European shares fell while the dollar rose as markets awaited a vote by Slovakia's parliament to ratify an expansion of the euro zone's financial rescue fund.
Brent futures for November fell $1.39 to a low of $107.56 before recovering slightly to trade around $107.75 by 0900 GMT.
US November crude oil futures dipped to a low of $84.27, down $1.14 before inching back up to around $84.40. Both contracts jumped nearly 3 percent on Monday.
The euro eased 0.1 percent against the dollar as optimism over a new plan to tackle the euro zone debt crisis evaporated.
Financial markets are deeply sceptical over the chances of success of a financial package to be put together by France and Germany to stem the euro zone debt crisis, help Greece and recapitalise European banks.
"The last few days have seen a relief rally on hopes that policy makers would do something radical to sort out the euro zone debt mess," said Standard Bank oil analyst James Zhang.
"But optimism is fading and there is a feeling that the problem may not be properly addressed and profit-taking has kicked in," Zhang said.
Investors remain cautious due to the lack of detail about the Franco-German plan and worry it could be derailed by political deadlock in Slovakia, the one euro country that has yet to approve the EFSF expansion.
Traders were closely watching oil exports from Kuwait, one of OPEC's top five producers, after a strike by a customs union shut ports and halted vessel traffic on Monday.
A spokesman for the country's oil sector said on Tuesday exports of crude and oil products were moving normally from Kuwaiti ports, but it was not clear whether there would be any further disruption of cargo movements.
Kuwait accounted for about 7.7 percent of the Organization of the Petroleum Exporting Countries' overall crude output in 2010, Reuters data showed.
Investors were also keeping an eye on oil inventories in the United States for demand cues in the world's largest consumer.
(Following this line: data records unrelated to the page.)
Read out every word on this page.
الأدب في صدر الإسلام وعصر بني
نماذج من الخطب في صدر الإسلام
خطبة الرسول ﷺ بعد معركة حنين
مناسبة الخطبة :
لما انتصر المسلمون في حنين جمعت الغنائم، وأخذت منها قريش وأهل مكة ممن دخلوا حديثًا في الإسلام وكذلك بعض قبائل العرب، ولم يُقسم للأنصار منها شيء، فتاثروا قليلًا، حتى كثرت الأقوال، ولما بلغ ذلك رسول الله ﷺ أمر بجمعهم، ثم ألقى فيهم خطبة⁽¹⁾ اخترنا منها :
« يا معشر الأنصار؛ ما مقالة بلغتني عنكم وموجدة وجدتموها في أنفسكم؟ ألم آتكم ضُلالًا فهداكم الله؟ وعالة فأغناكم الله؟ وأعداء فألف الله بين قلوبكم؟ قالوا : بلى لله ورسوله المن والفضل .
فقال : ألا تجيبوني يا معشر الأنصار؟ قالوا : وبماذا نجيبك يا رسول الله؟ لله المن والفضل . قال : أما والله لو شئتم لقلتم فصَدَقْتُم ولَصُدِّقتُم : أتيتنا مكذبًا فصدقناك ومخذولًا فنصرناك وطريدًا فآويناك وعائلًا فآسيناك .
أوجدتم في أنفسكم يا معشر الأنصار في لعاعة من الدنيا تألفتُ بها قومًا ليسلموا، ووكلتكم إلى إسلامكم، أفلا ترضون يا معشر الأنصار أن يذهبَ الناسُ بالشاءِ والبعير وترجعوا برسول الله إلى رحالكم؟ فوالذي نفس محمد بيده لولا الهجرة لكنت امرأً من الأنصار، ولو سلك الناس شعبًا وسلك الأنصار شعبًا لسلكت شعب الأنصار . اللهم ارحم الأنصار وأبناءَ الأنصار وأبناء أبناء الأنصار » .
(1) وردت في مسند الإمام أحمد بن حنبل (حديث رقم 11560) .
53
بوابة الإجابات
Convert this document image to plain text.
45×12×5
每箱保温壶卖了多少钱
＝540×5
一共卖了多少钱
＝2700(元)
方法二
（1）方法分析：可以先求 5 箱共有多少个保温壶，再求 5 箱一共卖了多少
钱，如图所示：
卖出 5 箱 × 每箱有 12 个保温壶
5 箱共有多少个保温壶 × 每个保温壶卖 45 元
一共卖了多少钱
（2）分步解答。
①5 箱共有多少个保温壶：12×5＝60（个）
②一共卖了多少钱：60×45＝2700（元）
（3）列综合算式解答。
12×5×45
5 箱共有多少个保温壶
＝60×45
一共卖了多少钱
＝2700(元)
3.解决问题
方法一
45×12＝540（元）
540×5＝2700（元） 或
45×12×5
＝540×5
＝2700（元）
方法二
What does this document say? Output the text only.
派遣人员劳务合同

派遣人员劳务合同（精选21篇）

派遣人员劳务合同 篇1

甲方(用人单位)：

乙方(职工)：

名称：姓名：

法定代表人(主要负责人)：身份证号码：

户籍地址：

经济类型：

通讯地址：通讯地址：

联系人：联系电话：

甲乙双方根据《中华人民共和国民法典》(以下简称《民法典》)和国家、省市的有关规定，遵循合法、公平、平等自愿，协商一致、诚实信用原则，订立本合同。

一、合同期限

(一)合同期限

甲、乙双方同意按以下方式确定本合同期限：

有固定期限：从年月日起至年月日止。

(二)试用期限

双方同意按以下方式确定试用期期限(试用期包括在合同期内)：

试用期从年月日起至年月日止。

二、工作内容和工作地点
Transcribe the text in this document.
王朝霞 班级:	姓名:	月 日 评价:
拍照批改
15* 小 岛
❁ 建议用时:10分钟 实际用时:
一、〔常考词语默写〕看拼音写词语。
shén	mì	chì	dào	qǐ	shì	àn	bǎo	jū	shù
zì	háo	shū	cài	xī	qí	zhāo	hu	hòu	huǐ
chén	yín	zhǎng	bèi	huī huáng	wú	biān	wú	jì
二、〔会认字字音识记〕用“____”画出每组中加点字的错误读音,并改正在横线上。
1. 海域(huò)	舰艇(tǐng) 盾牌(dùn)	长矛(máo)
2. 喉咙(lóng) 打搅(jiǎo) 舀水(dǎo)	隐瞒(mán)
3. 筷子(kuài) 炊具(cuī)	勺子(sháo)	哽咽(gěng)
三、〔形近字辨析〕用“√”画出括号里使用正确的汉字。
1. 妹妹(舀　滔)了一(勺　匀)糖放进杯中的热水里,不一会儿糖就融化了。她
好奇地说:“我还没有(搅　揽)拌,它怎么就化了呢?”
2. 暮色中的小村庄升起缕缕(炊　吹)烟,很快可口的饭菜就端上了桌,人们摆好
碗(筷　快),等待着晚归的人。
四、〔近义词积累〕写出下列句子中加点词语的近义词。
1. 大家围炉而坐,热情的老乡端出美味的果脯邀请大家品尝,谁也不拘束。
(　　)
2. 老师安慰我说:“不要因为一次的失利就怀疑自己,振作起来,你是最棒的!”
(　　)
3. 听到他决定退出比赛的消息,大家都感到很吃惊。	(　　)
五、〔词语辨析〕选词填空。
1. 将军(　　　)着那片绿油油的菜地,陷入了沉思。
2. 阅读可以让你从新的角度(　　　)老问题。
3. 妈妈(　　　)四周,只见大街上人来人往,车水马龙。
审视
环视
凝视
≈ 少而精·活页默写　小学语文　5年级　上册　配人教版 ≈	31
US commercial crude stockpiles probably rose last week as imports rebounded and refinery runs fell, a preliminary Reuters poll of analysts found on Monday.
Refinery capacity utilisation was forecast to have slipped for a third week, with analysts expecting runs to have fallen by 0.85 percentage point last week.
The decline is expected to come as some plants take units offline for maintenance between the end of the summer driving season and the rise in winter demand for heating oil.